Well, I think the easy answer is greed.  Thirty pieces of silver dangled before the man who, in Monday’s gospel was accused of stealing from the common purse.  But perhaps Judas was a more complicated man.  Suppose he is weary of waiting for the day when Jesus will at last break the silence he has enjoined on the apostles and publicly declare himself the Messiah, the promised and long-awaited Saviour of Israel.  Will his arrest perhaps not precipitate the revelation and mark the dawn of liberation?  No wonder Judas yields to despair when his grand scheme fails and Jesus is led off to Calvary.

Could this be an unlikely scenario?  Perhaps.  But it does have a ring of plausibility about it.  Judas may have been the first to try and force the Lord’s hand, but he is surely not the last.  Today some people encourage the tensions between western nations and countries in the Middle East as signs that Armageddon, the final war of history, is about to break out.  Sure of their own virtue, they would hurry the Lord’s return in glory.
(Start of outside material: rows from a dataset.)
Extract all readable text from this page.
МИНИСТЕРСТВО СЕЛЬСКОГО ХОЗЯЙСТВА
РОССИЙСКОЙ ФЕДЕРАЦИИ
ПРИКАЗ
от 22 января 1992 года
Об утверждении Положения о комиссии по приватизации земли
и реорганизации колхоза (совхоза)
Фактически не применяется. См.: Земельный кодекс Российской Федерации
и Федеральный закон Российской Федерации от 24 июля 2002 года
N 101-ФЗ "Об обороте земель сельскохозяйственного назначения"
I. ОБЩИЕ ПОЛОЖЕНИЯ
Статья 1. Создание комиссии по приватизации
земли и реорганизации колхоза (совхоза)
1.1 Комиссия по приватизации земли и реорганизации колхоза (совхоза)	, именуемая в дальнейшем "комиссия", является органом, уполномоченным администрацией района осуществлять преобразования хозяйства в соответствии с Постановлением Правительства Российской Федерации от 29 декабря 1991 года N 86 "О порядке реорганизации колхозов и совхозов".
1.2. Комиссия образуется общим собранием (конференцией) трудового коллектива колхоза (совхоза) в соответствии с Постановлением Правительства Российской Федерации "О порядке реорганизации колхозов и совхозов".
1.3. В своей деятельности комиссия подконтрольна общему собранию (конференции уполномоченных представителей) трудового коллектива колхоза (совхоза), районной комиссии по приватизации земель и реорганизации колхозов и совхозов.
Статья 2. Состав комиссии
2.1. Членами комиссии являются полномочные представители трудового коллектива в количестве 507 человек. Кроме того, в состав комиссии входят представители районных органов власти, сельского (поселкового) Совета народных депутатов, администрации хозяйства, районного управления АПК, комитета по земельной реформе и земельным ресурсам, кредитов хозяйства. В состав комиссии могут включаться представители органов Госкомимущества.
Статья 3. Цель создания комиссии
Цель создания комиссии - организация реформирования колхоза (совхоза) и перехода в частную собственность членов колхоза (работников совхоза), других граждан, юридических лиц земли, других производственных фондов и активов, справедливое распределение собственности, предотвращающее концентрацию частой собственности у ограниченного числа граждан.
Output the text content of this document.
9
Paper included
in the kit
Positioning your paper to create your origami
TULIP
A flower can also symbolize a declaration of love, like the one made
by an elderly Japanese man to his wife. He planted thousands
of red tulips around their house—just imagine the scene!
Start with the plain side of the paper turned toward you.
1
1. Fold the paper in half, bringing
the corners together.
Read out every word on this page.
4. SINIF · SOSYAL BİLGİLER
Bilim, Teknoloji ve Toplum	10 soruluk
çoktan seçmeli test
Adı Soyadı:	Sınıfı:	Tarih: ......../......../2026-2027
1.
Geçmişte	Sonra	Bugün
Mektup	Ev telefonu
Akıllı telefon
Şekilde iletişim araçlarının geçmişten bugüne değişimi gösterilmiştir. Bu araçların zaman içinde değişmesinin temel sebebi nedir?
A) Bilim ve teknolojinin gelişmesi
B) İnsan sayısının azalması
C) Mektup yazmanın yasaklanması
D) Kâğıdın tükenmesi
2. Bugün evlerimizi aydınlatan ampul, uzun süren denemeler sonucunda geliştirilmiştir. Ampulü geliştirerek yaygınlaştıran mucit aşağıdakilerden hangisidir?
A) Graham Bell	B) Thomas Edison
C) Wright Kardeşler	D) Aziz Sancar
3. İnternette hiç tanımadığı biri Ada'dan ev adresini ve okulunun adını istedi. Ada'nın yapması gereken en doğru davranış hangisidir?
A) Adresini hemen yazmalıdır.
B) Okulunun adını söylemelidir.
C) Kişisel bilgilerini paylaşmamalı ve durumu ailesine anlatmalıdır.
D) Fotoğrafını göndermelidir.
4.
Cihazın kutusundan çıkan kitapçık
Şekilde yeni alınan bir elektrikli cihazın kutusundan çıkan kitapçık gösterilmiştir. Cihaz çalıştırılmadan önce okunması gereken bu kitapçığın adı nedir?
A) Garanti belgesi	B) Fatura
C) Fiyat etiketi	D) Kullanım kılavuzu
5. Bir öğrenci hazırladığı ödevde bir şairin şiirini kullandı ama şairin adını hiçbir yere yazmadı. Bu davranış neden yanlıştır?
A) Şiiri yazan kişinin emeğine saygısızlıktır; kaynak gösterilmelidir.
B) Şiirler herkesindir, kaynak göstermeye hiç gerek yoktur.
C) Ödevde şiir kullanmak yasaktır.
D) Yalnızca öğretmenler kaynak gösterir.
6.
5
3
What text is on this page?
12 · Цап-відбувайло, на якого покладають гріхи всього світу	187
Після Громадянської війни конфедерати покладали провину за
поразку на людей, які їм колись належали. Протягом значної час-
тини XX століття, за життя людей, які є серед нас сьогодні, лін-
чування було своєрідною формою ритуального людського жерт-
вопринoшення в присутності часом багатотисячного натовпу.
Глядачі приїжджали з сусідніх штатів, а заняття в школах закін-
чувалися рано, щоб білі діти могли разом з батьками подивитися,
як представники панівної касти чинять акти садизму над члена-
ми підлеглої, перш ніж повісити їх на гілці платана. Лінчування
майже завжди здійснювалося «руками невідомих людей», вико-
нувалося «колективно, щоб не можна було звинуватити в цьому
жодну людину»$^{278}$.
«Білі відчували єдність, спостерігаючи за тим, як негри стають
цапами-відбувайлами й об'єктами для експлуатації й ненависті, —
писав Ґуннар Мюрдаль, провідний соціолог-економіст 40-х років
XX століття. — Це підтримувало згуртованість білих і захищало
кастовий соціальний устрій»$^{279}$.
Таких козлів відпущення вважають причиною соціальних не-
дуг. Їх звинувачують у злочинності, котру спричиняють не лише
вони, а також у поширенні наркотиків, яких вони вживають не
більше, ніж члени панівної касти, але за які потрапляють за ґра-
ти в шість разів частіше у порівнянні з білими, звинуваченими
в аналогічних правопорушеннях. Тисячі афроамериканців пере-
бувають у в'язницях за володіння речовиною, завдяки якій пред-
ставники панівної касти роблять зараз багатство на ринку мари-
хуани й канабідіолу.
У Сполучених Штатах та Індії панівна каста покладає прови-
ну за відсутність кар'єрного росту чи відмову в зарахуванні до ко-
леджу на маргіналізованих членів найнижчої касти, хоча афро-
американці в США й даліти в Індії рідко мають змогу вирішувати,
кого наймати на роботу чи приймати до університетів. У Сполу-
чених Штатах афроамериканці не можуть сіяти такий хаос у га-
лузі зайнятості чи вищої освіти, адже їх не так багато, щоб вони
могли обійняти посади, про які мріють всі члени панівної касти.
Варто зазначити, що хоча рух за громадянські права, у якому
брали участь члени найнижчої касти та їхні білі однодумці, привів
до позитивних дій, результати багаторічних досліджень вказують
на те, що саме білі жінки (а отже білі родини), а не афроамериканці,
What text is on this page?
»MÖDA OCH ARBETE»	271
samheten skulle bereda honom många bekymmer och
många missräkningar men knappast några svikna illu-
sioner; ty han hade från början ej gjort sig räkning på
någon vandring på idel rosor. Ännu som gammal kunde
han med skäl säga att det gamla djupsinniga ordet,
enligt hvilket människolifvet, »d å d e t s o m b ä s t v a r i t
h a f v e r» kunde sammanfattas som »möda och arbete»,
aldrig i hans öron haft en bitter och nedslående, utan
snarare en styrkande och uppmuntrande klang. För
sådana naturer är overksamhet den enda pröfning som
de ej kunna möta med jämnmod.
Closer to home, each of us has sometimes tried to force the Lord’s hand.  If we pray hard enough, God will have to find the job, cure the illness, ease the aching heart.  If we protest loudly enough in our prayers, God will have to put an end to the filth and violence in the media and shut down all the abortion clinics.  All of this and more, yet we forget that God will not be hurried.  He will win salvation in a long and painful struggle on Calvary.  He will heal human pain by sharing it.  He will overcome the power of sin and death by surrendering, silently and with infinite love.  And he will be victorious – but in his time, not ours.